Using audio formats
The IBM Watson® Text to Speech service can return synthesized audio in a number of popular audio formats (or MIME types). For information about all supported formats, see Supported audio formats.
To make the best use of the service, you need to understand the sampling rate of the audio that the service returns and how to specify a different rate if you need to. For more information, see Sampling rate. The service always returns single-channel audio for all formats.
Sampling rate
The sampling rate (or sampling frequency) is the number of samples that are generated per second for the audio. Sampling rate is measured in Hertz (Hz) or kilohertz (kHz). For example, a rate of 16,000 samples per second is equal to 16,000 Hz (or 16 kHz). For more information about sampling rates, see Sampling (signal processing).

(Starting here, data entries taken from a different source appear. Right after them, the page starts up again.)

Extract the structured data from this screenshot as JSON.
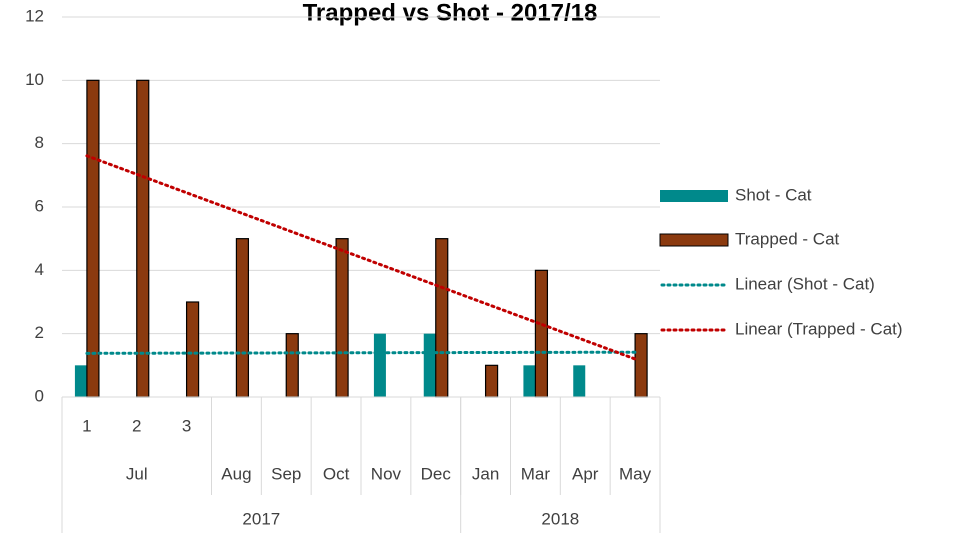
{
  "chart_data": {
    "type": "bar",
    "title": "Trapped vs Shot - 2017/18",
    "categories": [
      "1",
      "2",
      "3",
      null,
      null,
      null,
      null,
      null,
      null,
      null,
      null,
      null
    ],
    "month_groups": [
      {
        "label": "Jul",
        "span": 3
      },
      {
        "label": "Aug",
        "span": 1
      },
      {
        "label": "Sep",
        "span": 1
      },
      {
        "label": "Oct",
        "span": 1
      },
      {
        "label": "Nov",
        "span": 1
      },
      {
        "label": "Dec",
        "span": 1
      },
      {
        "label": "Jan",
        "span": 1
      },
      {
        "label": "Mar",
        "span": 1
      },
      {
        "label": "Apr",
        "span": 1
      },
      {
        "label": "May",
        "span": 1
      }
    ],
    "year_groups": [
      {
        "label": "2017",
        "span": 8
      },
      {
        "label": "2018",
        "span": 4
      }
    ],
    "series": [
      {
        "name": "Shot - Cat",
        "color": "#00898b",
        "values": [
          1,
          null,
          null,
          null,
          null,
          null,
          2,
          2,
          null,
          1,
          1,
          null
        ]
      },
      {
        "name": "Trapped - Cat",
        "color": "#8b3a0f",
        "values": [
          10,
          10,
          3,
          5,
          2,
          5,
          null,
          5,
          1,
          4,
          null,
          2
        ]
      }
    ],
    "trendlines": [
      {
        "name": "Linear (Shot - Cat)",
        "series": 0,
        "color": "#00898b"
      },
      {
        "name": "Linear (Trapped - Cat)",
        "series": 1,
        "color": "#c00000"
      }
    ],
    "ylim": [
      0,
      12
    ],
    "yticks": [
      0,
      2,
      4,
      6,
      8,
      10,
      12
    ],
    "grid": true,
    "legend": "right"
  }
}
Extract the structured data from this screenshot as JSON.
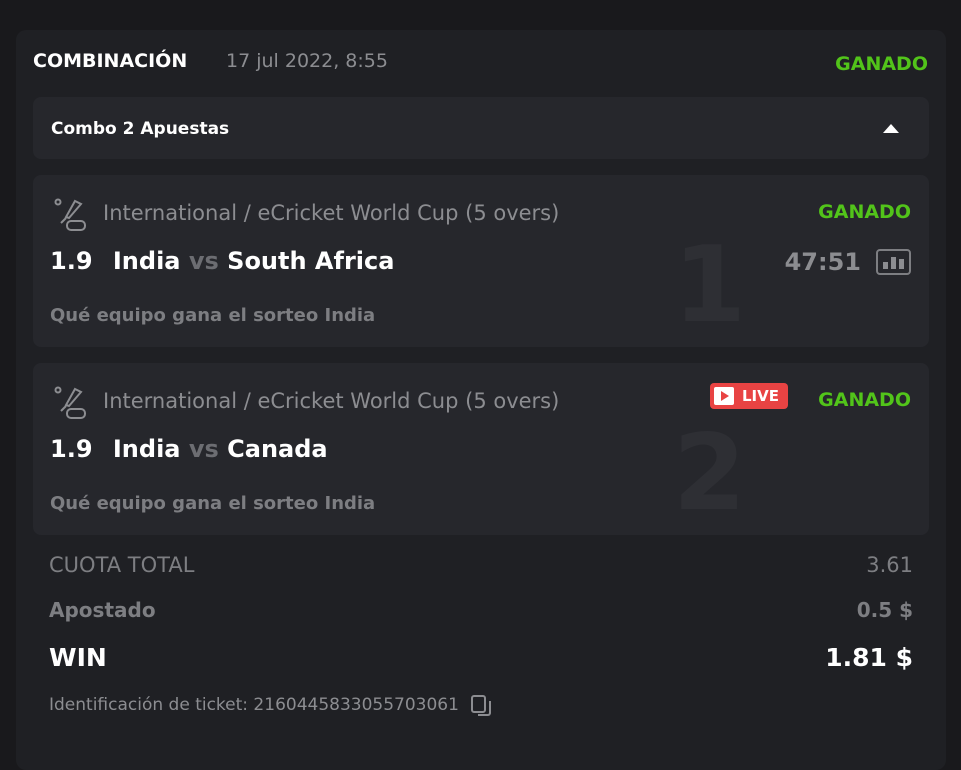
{
  "header": {
    "title": "COMBINACIÓN",
    "date": "17 jul 2022, 8:55",
    "status": "GANADO"
  },
  "combo": {
    "label": "Combo 2 Apuestas"
  },
  "bets": [
    {
      "number": "1",
      "league": "International / eCricket World Cup (5 overs)",
      "status": "GANADO",
      "odd": "1.9",
      "home": "India",
      "vs": "vs",
      "away": "South Africa",
      "timer": "47:51",
      "market": "Qué equipo gana el sorteo India"
    },
    {
      "number": "2",
      "league": "International / eCricket World Cup (5 overs)",
      "status": "GANADO",
      "live": "LIVE",
      "odd": "1.9",
      "home": "India",
      "vs": "vs",
      "away": "Canada",
      "market": "Qué equipo gana el sorteo India"
    }
  ],
  "summary": {
    "total_odds_label": "CUOTA TOTAL",
    "total_odds": "3.61",
    "staked_label": "Apostado",
    "staked": "0.5 $",
    "win_label": "WIN",
    "win": "1.81 $"
  },
  "ticket": {
    "label": "Identificación de ticket: 2160445833055703061"
  },
  "colors": {
    "won": "#52c41a",
    "live": "#e84343"
  }
}
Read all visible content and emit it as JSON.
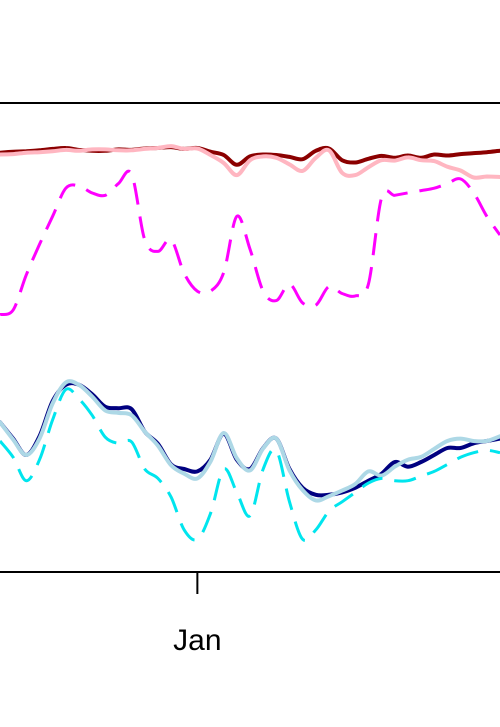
{
  "chart_data": {
    "type": "line",
    "title": "",
    "xlabel": "",
    "ylabel": "",
    "x_ticks": [
      {
        "label": "Jan",
        "x": 0
      }
    ],
    "grid": false,
    "legend": "none",
    "xlim": [
      -7.5,
      11.5
    ],
    "ylim": [
      0,
      100
    ],
    "x": [
      -7.5,
      -7,
      -6.5,
      -6,
      -5.5,
      -5,
      -4.5,
      -4,
      -3.5,
      -3,
      -2.5,
      -2,
      -1.5,
      -1,
      -0.5,
      0,
      0.5,
      1,
      1.5,
      2,
      2.5,
      3,
      3.5,
      4,
      4.5,
      5,
      5.5,
      6,
      6.5,
      7,
      7.5,
      8,
      8.5,
      9,
      9.5,
      10,
      10.5,
      11,
      11.5
    ],
    "series": [
      {
        "color": "#8b0000",
        "dash": "solid",
        "width": 4,
        "values": [
          89.6,
          89.8,
          89.9,
          90.1,
          90.4,
          90.6,
          90.2,
          90.0,
          90.0,
          90.3,
          90.2,
          90.5,
          90.6,
          90.8,
          90.4,
          90.6,
          89.8,
          89.1,
          87.0,
          88.8,
          89.2,
          89.1,
          88.7,
          88.2,
          90.0,
          90.5,
          88.0,
          87.5,
          88.3,
          88.9,
          88.5,
          89.0,
          88.5,
          89.2,
          89.0,
          89.3,
          89.5,
          89.7,
          90.0
        ]
      },
      {
        "color": "#ffb6c1",
        "dash": "solid",
        "width": 4,
        "values": [
          89.2,
          89.3,
          89.6,
          89.7,
          89.9,
          90.2,
          90.0,
          90.3,
          90.3,
          90.1,
          90.1,
          90.4,
          90.6,
          91.0,
          90.4,
          90.5,
          89.1,
          87.4,
          84.8,
          88.0,
          88.8,
          88.5,
          87.1,
          85.7,
          88.5,
          90.1,
          85.3,
          84.8,
          86.5,
          88.0,
          87.9,
          88.6,
          88.0,
          87.8,
          86.6,
          85.8,
          84.3,
          84.5,
          84.4
        ]
      },
      {
        "color": "#ff00ff",
        "dash": "dashed",
        "width": 3,
        "values": [
          55.0,
          56.0,
          63.5,
          70.0,
          76.0,
          82.0,
          82.5,
          81.0,
          80.5,
          83.0,
          85.0,
          71.0,
          68.5,
          71.0,
          63.8,
          60.0,
          60.0,
          64.0,
          76.0,
          69.0,
          60.0,
          58.0,
          61.5,
          57.5,
          57.0,
          61.0,
          59.5,
          59.0,
          61.5,
          80.0,
          80.5,
          81.0,
          81.5,
          82.0,
          83.0,
          84.0,
          81.0,
          76.0,
          72.0
        ]
      },
      {
        "color": "#000080",
        "dash": "solid",
        "width": 4,
        "values": [
          32.0,
          28.5,
          25.0,
          29.0,
          36.5,
          40.0,
          40.0,
          38.0,
          35.3,
          35.0,
          34.8,
          30.0,
          27.4,
          23.0,
          22.0,
          21.5,
          24.0,
          29.5,
          24.0,
          22.0,
          26.5,
          28.5,
          22.0,
          18.0,
          16.5,
          16.5,
          17.0,
          18.0,
          19.5,
          21.0,
          23.5,
          22.5,
          23.5,
          25.0,
          26.5,
          26.5,
          27.5,
          28.0,
          28.5
        ]
      },
      {
        "color": "#add8e6",
        "dash": "solid",
        "width": 4,
        "values": [
          32.0,
          28.3,
          25.0,
          28.5,
          36.0,
          40.5,
          40.0,
          37.5,
          34.5,
          34.0,
          33.5,
          30.0,
          27.0,
          22.8,
          21.0,
          20.0,
          23.6,
          29.7,
          24.3,
          21.7,
          26.4,
          28.5,
          21.7,
          17.5,
          15.3,
          16.2,
          17.4,
          18.8,
          21.5,
          20.6,
          22.5,
          24.0,
          24.6,
          26.3,
          28.0,
          28.5,
          28.0,
          28.0,
          29.0
        ]
      },
      {
        "color": "#00e5ee",
        "dash": "dashed",
        "width": 3,
        "values": [
          28.0,
          24.5,
          19.5,
          24.0,
          32.5,
          39.0,
          37.0,
          33.5,
          28.8,
          27.5,
          27.8,
          22.0,
          20.0,
          16.0,
          9.0,
          7.0,
          12.5,
          22.0,
          17.0,
          12.0,
          22.0,
          26.0,
          15.0,
          7.0,
          9.0,
          13.0,
          15.0,
          17.0,
          19.0,
          20.0,
          19.5,
          19.5,
          20.5,
          21.5,
          23.0,
          24.5,
          25.5,
          26.0,
          25.5
        ]
      }
    ]
  }
}
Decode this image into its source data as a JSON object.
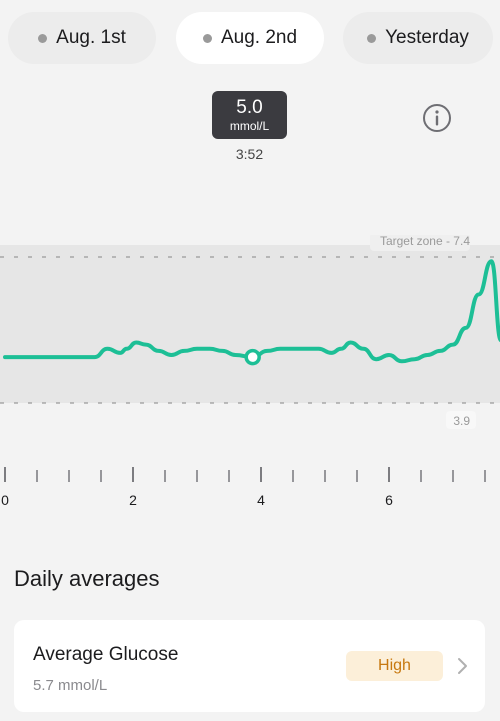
{
  "date_tabs": [
    {
      "label": "Aug. 1st",
      "selected": false
    },
    {
      "label": "Aug. 2nd",
      "selected": true
    },
    {
      "label": "Yesterday",
      "selected": false
    }
  ],
  "reading": {
    "value": "5.0",
    "unit": "mmol/L",
    "time": "3:52"
  },
  "info_icon": "info-circle-icon",
  "chart_data": {
    "type": "line",
    "target_zone_label": "Target zone - 7.4",
    "lower_label": "3.9",
    "target_range": [
      3.9,
      7.4
    ],
    "x_ticks": [
      "0",
      "2",
      "4",
      "6"
    ],
    "x_range_hours": [
      0,
      7.75
    ],
    "series": [
      {
        "color": "#1dbf96",
        "x": [
          0,
          0.5,
          1,
          1.4,
          1.6,
          1.8,
          1.9,
          2.05,
          2.2,
          2.4,
          2.6,
          2.8,
          3.0,
          3.2,
          3.4,
          3.6,
          3.87,
          4.1,
          4.3,
          4.6,
          4.9,
          5.1,
          5.25,
          5.4,
          5.6,
          5.8,
          6.0,
          6.2,
          6.4,
          6.6,
          6.8,
          7.0,
          7.2,
          7.4,
          7.6,
          7.75
        ],
        "y": [
          5.0,
          5.0,
          5.0,
          5.0,
          5.2,
          5.1,
          5.2,
          5.35,
          5.3,
          5.15,
          5.05,
          5.15,
          5.2,
          5.2,
          5.15,
          5.05,
          5.0,
          5.15,
          5.2,
          5.2,
          5.2,
          5.1,
          5.2,
          5.35,
          5.2,
          4.95,
          5.05,
          4.9,
          4.95,
          5.05,
          5.15,
          5.3,
          5.7,
          6.5,
          7.3,
          5.4
        ]
      }
    ],
    "selected_point": {
      "x": 3.87,
      "y": 5.0
    }
  },
  "daily_averages": {
    "title": "Daily averages",
    "card": {
      "title": "Average Glucose",
      "value": "5.7 mmol/L",
      "status": "High",
      "status_bg": "#fcefd9",
      "status_color": "#c7780f"
    }
  }
}
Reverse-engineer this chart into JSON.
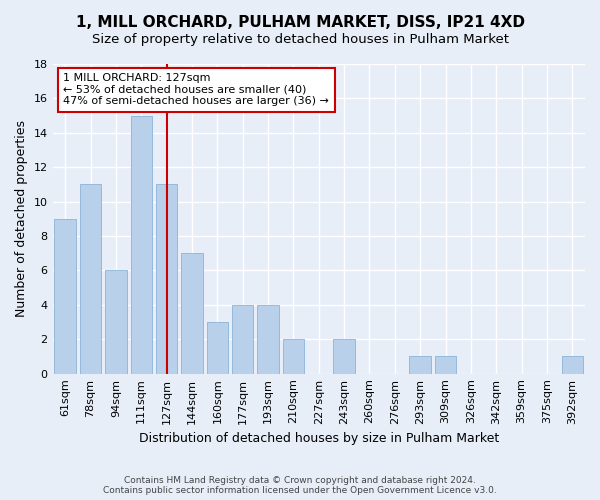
{
  "title": "1, MILL ORCHARD, PULHAM MARKET, DISS, IP21 4XD",
  "subtitle": "Size of property relative to detached houses in Pulham Market",
  "xlabel": "Distribution of detached houses by size in Pulham Market",
  "ylabel": "Number of detached properties",
  "categories": [
    "61sqm",
    "78sqm",
    "94sqm",
    "111sqm",
    "127sqm",
    "144sqm",
    "160sqm",
    "177sqm",
    "193sqm",
    "210sqm",
    "227sqm",
    "243sqm",
    "260sqm",
    "276sqm",
    "293sqm",
    "309sqm",
    "326sqm",
    "342sqm",
    "359sqm",
    "375sqm",
    "392sqm"
  ],
  "values": [
    9,
    11,
    6,
    15,
    11,
    7,
    3,
    4,
    4,
    2,
    0,
    2,
    0,
    0,
    1,
    1,
    0,
    0,
    0,
    0,
    1
  ],
  "bar_color": "#b8d0ea",
  "bar_edge_color": "#8ab4d8",
  "vline_x_index": 4,
  "vline_color": "#cc0000",
  "annotation_text": "1 MILL ORCHARD: 127sqm\n← 53% of detached houses are smaller (40)\n47% of semi-detached houses are larger (36) →",
  "annotation_box_color": "#ffffff",
  "annotation_box_edge": "#cc0000",
  "ylim": [
    0,
    18
  ],
  "yticks": [
    0,
    2,
    4,
    6,
    8,
    10,
    12,
    14,
    16,
    18
  ],
  "footer": "Contains HM Land Registry data © Crown copyright and database right 2024.\nContains public sector information licensed under the Open Government Licence v3.0.",
  "bg_color": "#e8eef8",
  "plot_bg_color": "#e8eef8",
  "title_fontsize": 11,
  "subtitle_fontsize": 9.5,
  "xlabel_fontsize": 9,
  "ylabel_fontsize": 9,
  "tick_fontsize": 8,
  "footer_fontsize": 6.5,
  "annotation_fontsize": 8
}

Internally, the service always synthesizes audio with a sampling rate of 22,050 Hz. For many formats, the service also returns audio with this sampling rate. For other formats, the service returns audio with a different sampling rate.
For most formats, you can specify a different sampling rate for the audio. For the audio/alaw
, audio/l16
, and audio/mulaw
formats, you must specify a sampling rate. You specify a sampling rate by including
the rate={integer}
parameter with the audio format specification. For more information, see Specifying an audio format.
When you specify a sampling rate, the service resamples the audio from 22,050 Hz to the specified rate before it returns the audio. A specified sampling rate must lie in the range of 8 kHz to 192 kHz. Some audio formats restrict the rate to specific values; the descriptions of the formats identify such restrictions.
Determining the sampling rate
The most reliable way to identify the sampling rate for any audio that the service returns is to extract the information from the audio stream itself. To determine the rate, call the /v1/synthesize
method with some simple text
(for example, "hello world") and specify the format and codec that you plan to use. You can then obtain the sampling rate by saving the audio stream to a file and opening it in an audio player such as one of those listed in
Playing an audio file.
Supported audio formats
Table 1 lists the audio formats in which you can request synthesized audio. By default, the service returns the audio in the Ogg format with the Opus codec (audio/ogg;codecs=opus
).
The Ogg audio format is not supported with the Safari browser. If you are using the the Text to Speech service with the Safari browser, you must specify a different format in which you want the service to return the audio. For more information, see Specifying an audio format.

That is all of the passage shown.